Raising Grandchildren: Support
If you're a grandparent caring for a child, here's how to find the help you need
En español | Raising grandchildren can be a tremendous challenge. Grandparent caregivers need to develop a support system to help them with the many tasks at hand. It's also important for grandparents to take good care of themselves so they can stay mentally and physically healthy enough to do the job.
See also: GrandFamilies Resources.
One way to make the task easier is to connect with other grandparents in the same situation. There are many grandparent support groups located all over the country. Find one in your area by searching our Grandparent Support Locator or your state’s GrandFacts fact sheet at www.grandfactsheets.org.
Many relative caregivers connect with others with others via the internet in online groups, such as our Raising Grandchildren group at www.aarp.org/online-community.
If you are unable to find a group in your area, you might consider starting one yourself. Ask a local agency to sponsor your support group and help you find community resources and speakers. Try your Area Agency on Aging, child welfare office, county extension service, faith-based organization or other human services agency for help getting a group started.
In the meantime, here are answers to your questions about finding support:
How can I get other people to help me out?
As you take on the task of caring for grandchildren, your friends and family will probably want to help. But they may not be sure of what they can do. It's up to you to:
- Ask for help. Make a list of small and large ways family and friends can support you. Asking for help is a sign of strength, not weakness. It shows that you are going to do your best in raising your grandchild and you know what it will take to get that done.
- Have a family conference or meeting of close and extended family members. Discuss how your life, your grandchild's life and other family members' lives will change.
- Try to divide up tasks and responsibilities for other areas of your life, such as caring for older parents, so you can have the time and energy for raising children again. A small amount of planning can save you some big headaches later.

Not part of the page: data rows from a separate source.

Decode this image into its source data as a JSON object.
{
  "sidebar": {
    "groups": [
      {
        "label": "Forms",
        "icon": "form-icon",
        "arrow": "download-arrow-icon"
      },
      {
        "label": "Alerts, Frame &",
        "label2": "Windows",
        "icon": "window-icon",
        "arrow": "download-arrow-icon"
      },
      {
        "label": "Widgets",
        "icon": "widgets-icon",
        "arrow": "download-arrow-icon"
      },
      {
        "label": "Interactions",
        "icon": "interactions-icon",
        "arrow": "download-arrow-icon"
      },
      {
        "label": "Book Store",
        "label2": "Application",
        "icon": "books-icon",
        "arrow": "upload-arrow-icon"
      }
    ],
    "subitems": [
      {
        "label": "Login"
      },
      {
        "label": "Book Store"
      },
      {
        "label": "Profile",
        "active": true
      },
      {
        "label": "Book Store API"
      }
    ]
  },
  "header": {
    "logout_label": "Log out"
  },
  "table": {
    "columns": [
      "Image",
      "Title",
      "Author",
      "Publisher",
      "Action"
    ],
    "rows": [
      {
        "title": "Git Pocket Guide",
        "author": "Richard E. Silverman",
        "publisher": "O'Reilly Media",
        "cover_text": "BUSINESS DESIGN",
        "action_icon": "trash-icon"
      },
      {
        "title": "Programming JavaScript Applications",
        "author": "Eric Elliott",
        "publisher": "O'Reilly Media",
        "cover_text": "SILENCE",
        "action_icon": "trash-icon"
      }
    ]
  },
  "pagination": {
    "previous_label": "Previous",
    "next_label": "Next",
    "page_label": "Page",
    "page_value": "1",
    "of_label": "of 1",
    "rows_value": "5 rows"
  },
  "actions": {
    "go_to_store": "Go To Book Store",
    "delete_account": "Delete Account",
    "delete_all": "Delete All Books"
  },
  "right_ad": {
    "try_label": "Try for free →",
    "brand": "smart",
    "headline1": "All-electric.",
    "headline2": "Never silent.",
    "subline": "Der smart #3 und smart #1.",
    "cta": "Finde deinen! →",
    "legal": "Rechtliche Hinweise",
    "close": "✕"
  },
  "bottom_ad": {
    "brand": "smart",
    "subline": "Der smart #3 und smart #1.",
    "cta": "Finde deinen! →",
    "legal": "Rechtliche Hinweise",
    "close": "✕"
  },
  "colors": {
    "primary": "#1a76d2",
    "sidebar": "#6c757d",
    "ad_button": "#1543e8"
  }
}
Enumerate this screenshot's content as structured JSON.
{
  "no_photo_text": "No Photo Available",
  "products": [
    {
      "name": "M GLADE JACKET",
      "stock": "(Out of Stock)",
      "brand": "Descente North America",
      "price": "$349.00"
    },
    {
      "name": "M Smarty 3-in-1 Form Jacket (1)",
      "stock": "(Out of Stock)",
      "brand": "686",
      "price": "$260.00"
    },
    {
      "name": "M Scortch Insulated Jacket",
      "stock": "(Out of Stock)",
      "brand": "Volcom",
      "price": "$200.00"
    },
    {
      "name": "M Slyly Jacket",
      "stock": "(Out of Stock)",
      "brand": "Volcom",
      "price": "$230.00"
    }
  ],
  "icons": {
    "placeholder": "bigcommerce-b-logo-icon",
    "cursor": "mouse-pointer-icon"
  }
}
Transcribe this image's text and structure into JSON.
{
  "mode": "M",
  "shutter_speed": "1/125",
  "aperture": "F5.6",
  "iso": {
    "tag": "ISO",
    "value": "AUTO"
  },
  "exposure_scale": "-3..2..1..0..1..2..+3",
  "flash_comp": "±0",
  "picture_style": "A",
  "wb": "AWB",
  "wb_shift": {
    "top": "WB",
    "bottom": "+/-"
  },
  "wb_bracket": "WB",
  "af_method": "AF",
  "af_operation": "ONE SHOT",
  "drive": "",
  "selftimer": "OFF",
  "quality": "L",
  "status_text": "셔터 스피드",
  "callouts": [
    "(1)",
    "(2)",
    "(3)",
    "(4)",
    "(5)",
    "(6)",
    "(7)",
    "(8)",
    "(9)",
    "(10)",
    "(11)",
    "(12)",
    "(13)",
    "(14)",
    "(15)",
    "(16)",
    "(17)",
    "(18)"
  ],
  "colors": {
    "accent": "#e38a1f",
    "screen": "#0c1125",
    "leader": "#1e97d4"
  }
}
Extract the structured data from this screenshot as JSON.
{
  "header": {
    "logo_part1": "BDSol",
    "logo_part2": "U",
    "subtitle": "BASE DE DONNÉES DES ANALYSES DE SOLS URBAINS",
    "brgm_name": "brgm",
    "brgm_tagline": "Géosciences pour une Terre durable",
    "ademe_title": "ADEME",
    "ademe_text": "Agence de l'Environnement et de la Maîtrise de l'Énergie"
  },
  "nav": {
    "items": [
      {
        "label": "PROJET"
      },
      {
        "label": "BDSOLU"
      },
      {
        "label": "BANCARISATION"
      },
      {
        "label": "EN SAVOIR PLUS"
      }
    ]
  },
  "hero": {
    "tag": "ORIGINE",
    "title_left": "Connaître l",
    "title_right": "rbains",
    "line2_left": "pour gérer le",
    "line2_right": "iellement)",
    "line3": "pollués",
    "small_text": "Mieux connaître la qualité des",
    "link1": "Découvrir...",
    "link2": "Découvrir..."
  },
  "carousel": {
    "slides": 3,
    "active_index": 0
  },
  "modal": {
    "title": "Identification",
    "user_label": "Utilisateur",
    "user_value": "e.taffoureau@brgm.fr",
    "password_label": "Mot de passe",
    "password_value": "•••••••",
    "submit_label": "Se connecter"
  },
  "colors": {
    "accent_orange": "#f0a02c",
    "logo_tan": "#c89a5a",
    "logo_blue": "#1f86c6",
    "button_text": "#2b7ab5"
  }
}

- Talk with your friends about how your social life will change. Let them know you'd still like to see them, but you might need help with babysitting.
How do I find support services in my neighborhood?
You probably will be able to find services and support for you and/or your grandchildren in your community. Start by checking out these resources:
- Schools. Talk to the social worker at your grandchild's school about what kind of help might be available
- Children's Services, Children and Families or Child Welfare Office. Call your town or county government offices to find out what kind of help you may be eligible for
- Faith-based organizations (religious organizations often have programs to help families even if they are not members of their faith)
- Community Centers
- YMCA and YWCA
- County Extension Offices
- Boys and Girls Clubs, Girl Scouts, Boy Scouts, and other youth groups
- Mentoring programs, like Big Brothers and Big Sisters
- Local colleges and universities (for example, they may have free legal clinics in their law schools, or might have student who can work with your grandchildren)
Can I find someone to watch my grandkids?
Many communities have programs that will provide care for your grandchild while you do things like go to a doctor, go shopping, go to court or simply get some much-needed rest.
Check with your Area Agency on Aging or child welfare office to find out if there are relative caregiver respite programs in your state. You should also:
- Locate your state's GrandFacts fact sheet at www.grandfactsheets.org to find out what resources are available.
- Check out any "Morning Out" programs or drop-in child-care centers that may be available in your community.
- Ask about before- and after-school programs at your grandchild’s school
- Line up babysitters, such as local teenagers or your friends/family
- Trade care with other grandparent caregivers — you watch their kids one week and they watch yours the next week
- Check out mentoring programs for your grandchildren, such as the Big Brothers/Big Sisters program, after-school programs and Boys and Girls Clubs.
How can I get help if I'm feeling overwhelmed?
When you are raising grandchildren, you may feel overcome with emotions. You may feel grief, sadness, and a sense of loss and disappointment that your child wasn't able to raise his/her children. Or you may feel angry or resentful about having to take on this role. If your feelings are getting in the way of your day-to-day life, it can be helpful to talk to a mental health professional. Ask friends, family or your doctor for names of a therapist, counselor or social worker who does counseling. Or call your local department of mental health for a referral. Remember, by taking care of your own mental health needs you will be better able to care for your grandchildren.